Japan trade data disappoints, China to expand property development whitelist
In economic news, Japan’s export sector faced an unexpected downturn in September, with exports falling by 1.7% compared to the same period last year.
That marked the first contraction in 2024 and surprised economists, who had forecast a modest 0.5% growth.
The decline was steep, especially when contrasted with the 5.5% growth seen in August.
Imports also underperformed, growing by 2.1%, below the 3.2% anticipated by economists and down slightly from August’s 2.3% growth.
In China, the government announced plans to expand its “whitelist” of unfinished real estate projects and increase lending to developers by CNY 4trn (£432.09bn) by the end of the year.
So far, CNY 2.23trn in loans had been approved since the whitelist’s launch in January, which allows city governments to fast-track funding for residential developments.

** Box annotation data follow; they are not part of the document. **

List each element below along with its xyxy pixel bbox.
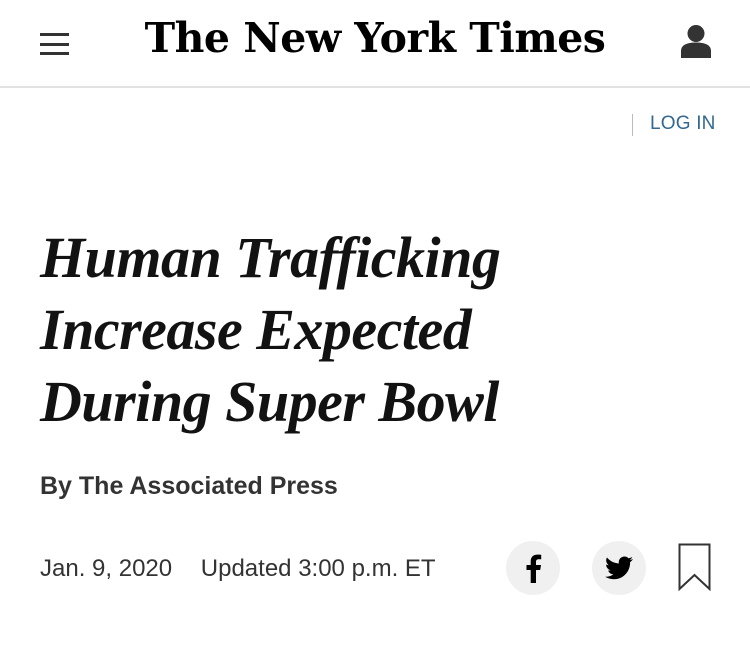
site-header: The New York Times [0, 0, 750, 88]
login-divider [632, 114, 633, 136]
login-link[interactable]: LOG IN [650, 113, 716, 135]
bookmark-icon[interactable] [678, 543, 711, 592]
nyt-logo[interactable]: The New York Times [0, 14, 750, 62]
article-byline: By The Associated Press [40, 472, 338, 500]
publish-date: Jan. 9, 2020 [40, 555, 173, 582]
user-icon[interactable] [681, 24, 711, 58]
facebook-icon [526, 554, 542, 583]
twitter-icon [605, 556, 633, 580]
login-bar: LOG IN [0, 88, 750, 158]
facebook-share-button[interactable] [506, 541, 560, 595]
article-dateline: Jan. 9, 2020 Updated 3:00 p.m. ET [40, 555, 436, 583]
article-headline: Human Trafficking Increase Expected Duri… [40, 225, 501, 434]
twitter-share-button[interactable] [592, 541, 646, 595]
updated-time: Updated 3:00 p.m. ET [200, 555, 436, 582]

Australia’s labour market meanwhile showed slight improvement in September, with the unemployment rate edging down to 4.1%, a surprise for economists who expected it to remain at 4.2%.
The country’s labour participation rate also ticked up by 0.1 percentage point to 67.2%, indicating a gradual strengthening of the job market.
In Singapore, non-oil domestic exports rose by 2.7% in September compared to a year earlier, though the increase fell short of the 9.3% forecast by economists and the prior month’s growth of 10.7%.